There are people that are very naturally outgoing, social, and friendly. Others are introverted, quiet, or maybe even a little anti-social. If you’re the quiet type, you might feel that your friendly boyfriend is a little too friendly and it could definitely put a damper on your relationship. You might even view it as flirting and that can be a hard pill to swallow.
My boyfriend is definitely really friendly and in the beginning of the relationship it caused a lot of issues. I worried that because he was chatting with another girl, he must be interested in her and I hated that he would make a pitstop to help a friend before we’d head off on our date. But, it was a quality that I realized would never change and I had to learn to look at it differently, so here’s how I did it and how you can do it too.
Don’t be so insecure
One of the first things I had to work on was jealousy, insecurities, and anxiety. Just because I suffer with these issues due to my past, does not mean they should be taken out on my boyfriend. I had to remember that I can’t focus on my boyfriend’s friendly actions and take them so personally, especially when they’re innocent. (Read 7 Ways To Fight Relationship Insecurities)
Always trust your man! I had trouble with this at first because of my natural trust issues, but I had to get over that. My boyfriend and I work together (yes, I dated a coworker!) and before I came along, he was quite the flirt, even with customers. But since him and I have been together I’ve had plenty of coworkers say things like “you know, it’s so weird to see him now. He hasn’t been his flirty self since you two got together,” and “he’s really crazy about you. You can just see it,” and “he’s such a good guy!” Hearing these little things helped reassure me and helped me to work on my trust. I know when I’m not there or when I’m off doing my own work, my man is doing nothing wrong. Above all, I had to just have faith in him and trust him to be the man I fell in love with. (Read Relationship Myth: Love is Blind)
Accept him the way he is
Like I said, I cannot change my man and I realized that I don’t want to! I fell in love with him for who he is, so why would I want to change him? I could either have a man who is really friendly to everyone they meet, or a man who is rude and disrespectful to everyone who crosses his path. I’ve learned to accept him for who he is. (Read Why Love Should Have NO Expectations)
Appreciate his kindness
Not only have I learned to accept how my man is, but I’ve learned to appreciate it. In the beginning of our relationship, my boyfriend told me about a female coworker who mentioned to him that she was struggling with her boyfriend so he told me that he gave her words of encouragement and talked it over with her. As an insecure girl I immediately assumed that it meant more than it did. Did they hug? Did it turn inappropriate? What did he say to her? Will she start to like him now?
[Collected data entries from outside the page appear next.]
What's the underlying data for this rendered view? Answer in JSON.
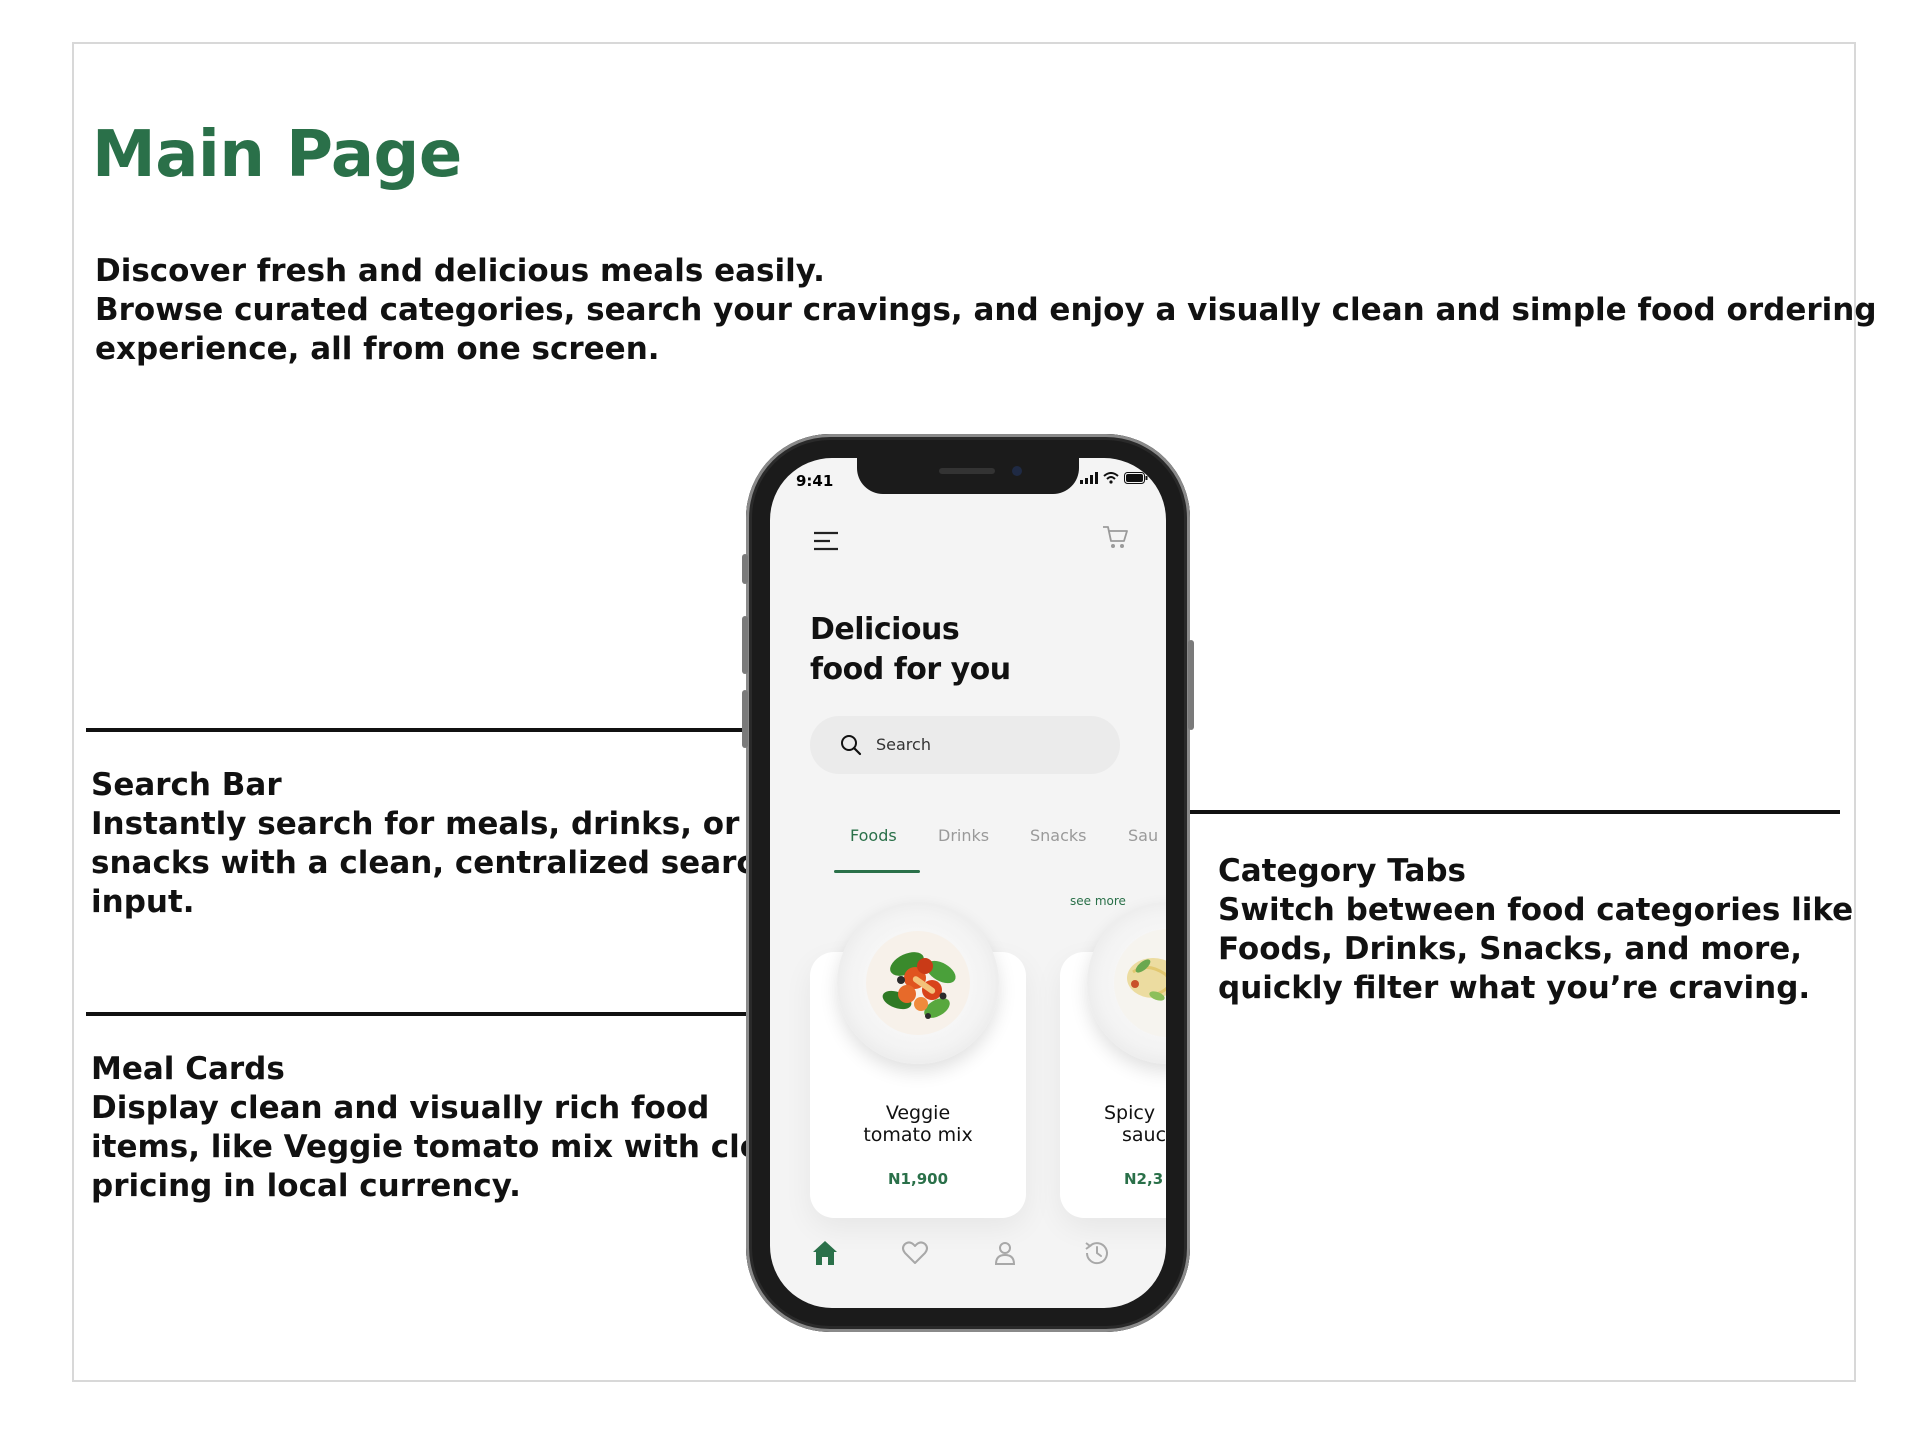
{
  "page": {
    "title": "Main Page",
    "intro_lines": [
      "Discover fresh and delicious meals easily.",
      "Browse curated categories, search your cravings, and enjoy a visually clean and simple food ordering",
      "experience, all from one screen."
    ],
    "accent_color": "#2a7049"
  },
  "annotations": {
    "search_bar": {
      "title": "Search Bar",
      "lines": [
        "Instantly search for meals, drinks, or",
        "snacks with a clean, centralized search",
        "input."
      ]
    },
    "meal_cards": {
      "title": "Meal Cards",
      "lines": [
        "Display clean and visually rich food",
        "items, like Veggie tomato mix with clear",
        "pricing in local currency."
      ]
    },
    "category_tabs": {
      "title": "Category Tabs",
      "lines": [
        "Switch between food categories like",
        "Foods, Drinks, Snacks, and more,",
        "quickly filter what you’re craving."
      ]
    }
  },
  "phone": {
    "status_time": "9:41",
    "headline_lines": [
      "Delicious",
      "food for you"
    ],
    "search_placeholder": "Search",
    "tabs": [
      "Foods",
      "Drinks",
      "Snacks",
      "Sau"
    ],
    "active_tab": "Foods",
    "see_more": "see more",
    "cards": [
      {
        "name_lines": [
          "Veggie",
          "tomato mix"
        ],
        "price": "N1,900"
      },
      {
        "name_lines": [
          "Spicy",
          "sauc"
        ],
        "price": "N2,3"
      }
    ],
    "nav_icons": [
      "home-icon",
      "heart-icon",
      "user-icon",
      "history-icon"
    ],
    "active_nav": "home-icon"
  }
}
I learned to drop that mentality and now looking back I realize how lucky I am to have a man who is so kind to people. (Read If You Secretly Want Your Boyfriend’s Life To Revolve Around You, Read This!)
Communicate with him about your concerns
My boyfriend and I are very open about all of my concerns and insecurities. He’s made it very clear that he understands them and he is very respectful about them. He’s extra careful to make sure his friendliness never comes off as flirty because he knows it’s a sensitive topic for me. If you simply talk to him about it, you’ll feel much better. (Read How To Forgive Your Partner)
Remember that he is with YOU and he loves you
I’ve had to remember that even if he’s super social, chatting with everyone he meets, and laughing it up, even with other females, I am the one he’s coming home to. While your boyfriend may be really friendly, you are the woman he loves and the only woman he wants to be with. Those other women don’t mean anything to him. You’re the only one for him.
Is your boyfriend too friendly? How have you dealt with it?